Merchant Ship Collective
Healthy Love vs. Unhealthy Bonds: Why Truth Matters More Than Feelings
Some of the most painful lessons in love don’t come from the endings—they come from the false beginnings.
Unhealthy romantic relationships often start with good intentions but become built on half-truths, self-deception, and denial. When we lie to ourselves about what we want, what we’re feeling, or what is actually happening, we create a foundation that feels like love but cannot hold the weight of real partnership. And when we lie to others—whether by omission, avoidance, or direct deceit—we don’t just break trust. We break people.
This newsletter explores the difference between healthy and unhealthy relationships:
how false foundations form, how cheating impacts people across every area of life, the dangers of secrecy, and—most importantly—how to build something real and walk away from what never was.
The Dangers of Lying—to Yourself and to Others
Most unhealthy dynamics begin the moment someone stops telling the truth.
When you lie to yourself:
You tolerate behavior that contradicts your values
You ignore emotional needs or red flags
You compromise your boundaries
You trade long-term peace for short-term comfort
When you lie to someone else:
You steal their right to informed decisions
You create emotional and physical risk
You build a relationship on fantasy—not reality
You harm their ability to trust themselves and others
False foundations always collapse. And when they do, they fall on everyone involved.
The Ripple Effect of Cheating
Cheating isn’t a private act—it is a social, emotional, spiritual, and financial earthquake.
Emotional & Mental Impact:
Betrayal trauma
Anxiety, hypervigilance, self-doubt
Depression or grief cycles
Long-term difficulty trusting others
Broken friendships
Compromised family relationships
Loss of community trust
Spiritual Impact:
Loss of purpose
Guilt, shame, moral conflict
Disconnection from God or inner truth
Financial Impact:
Housing instability
Legal costs
Medical testing/treatment
Loss of shared financial stability
Cheating always costs more than the moment of pleasure.
Secrecy is not romance.

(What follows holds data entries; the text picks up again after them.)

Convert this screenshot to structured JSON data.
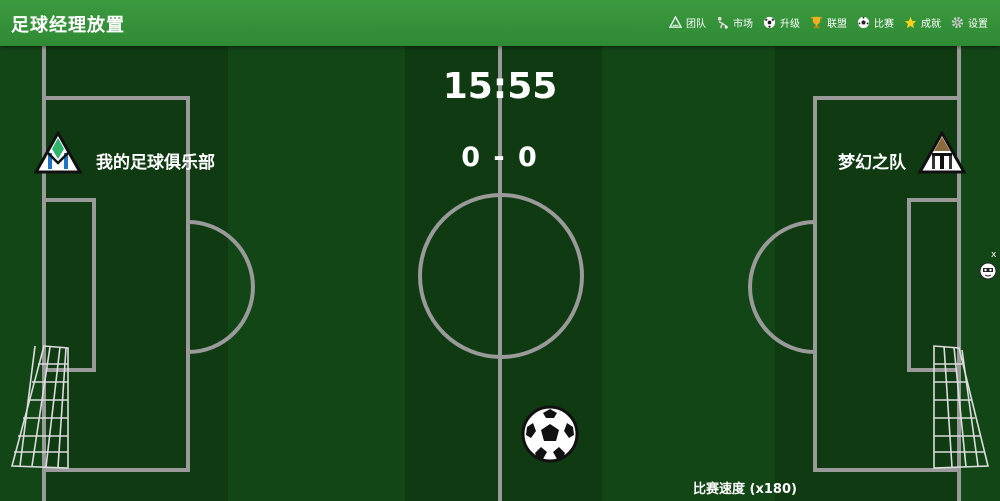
{
  "app": {
    "title": "足球经理放置"
  },
  "nav": [
    {
      "label": "团队",
      "icon": "team-icon"
    },
    {
      "label": "市场",
      "icon": "market-icon"
    },
    {
      "label": "升级",
      "icon": "upgrade-icon"
    },
    {
      "label": "联盟",
      "icon": "league-trophy-icon"
    },
    {
      "label": "比赛",
      "icon": "match-ball-icon"
    },
    {
      "label": "成就",
      "icon": "achievement-star-icon"
    },
    {
      "label": "设置",
      "icon": "gear-icon"
    }
  ],
  "match": {
    "clock": "15:55",
    "score": "0 - 0",
    "home_team": "我的足球俱乐部",
    "away_team": "梦幻之队",
    "speed_label": "比赛速度 (x180)"
  },
  "overlay": {
    "close_label": "x"
  },
  "colors": {
    "header": "#339039",
    "pitch_dark": "#0f3a12",
    "pitch_light": "#134617",
    "lines": "#9a9a9a"
  }
}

It is risk.
Hidden relationships expose partners to:
STIs/STDs
Emotional manipulation
Double lives
Shame cycles
Unsafe situations involving children or families
Non-disclosure can even be legally actionable in certain states.
What Healthy Romantic Love Looks Like
Healthy love does not hide.
Healthy love is not built on fear.
Healthy love is not found in shadows or secrecy.
Healthy relationships require:
Honesty
Transparency
Consistency
Shared values
Accountability
Respect
Safe communication
How to build a real foundation:
Lead with truth, even when it’s uncomfortable
Align your actions with your words
Maintain emotional and physical safety
Keep your relationship in the light—not the shadows
Honor each other’s boundaries and expectations
Scripture for Healthy Love
1 Corinthians 13:6
“Love does not delight in evil but rejoices with the truth.”
Proverbs 4:23
“Above all else, guard your heart, for everything you do flows from it.”
John 3:21
“Whoever lives by the truth comes into the light.”
These scriptures remind us that real love requires truth and light.
Affirmations for Healthy Love
Repeat daily:
I choose relationships built on truth, clarity, and integrity.
I am worthy of love that is honest, steady, and emotionally safe.
I release secrecy, confusion, and chaos. They are not love.
What is built in truth cannot be destroyed by lies.
I rise in dignity, discernment, and self-respect.
Reflection Prompt
What red flags have I minimized in past relationships?
Where have I lied to myself to keep a connection alive?
What does emotional safety look like for me?
What truth do I need to face today?
Call to Action
Choose one relationship where you will have a truth-centered conversation this week—
with yourself or with someone else.
Let truth light the path forward.
Light the Way Closing
You are worthy of a love that is honest, steady, and safe.
A love that tells the truth even when it’s hard.
A love that builds, not breaks.
A love that grows in the light, not in secrecy.
Keep choosing the path that honors your spirit, your safety, and your future.
You are not meant to shrink for anyone.
You are meant to rise—with clarity, truth, and dignity.
In solidarity,
Lyndsay LaBrier
The Merchant Ship Collective
References
Amato, P. R., & Booth, A. (1997). A generation at risk: Growing up in an era of family upheaval. Harvard University Press.
Freyd, J. J. (1996). Betrayal trauma: The logic of forgetting childhood abuse. Harvard University Press.
Galletly, C. L., & Pinkerton, S. D. (2006). Conflicting messages: How criminal HIV disclosure laws undermine public health efforts. AIDS and Behavior, 10(5), 451–461.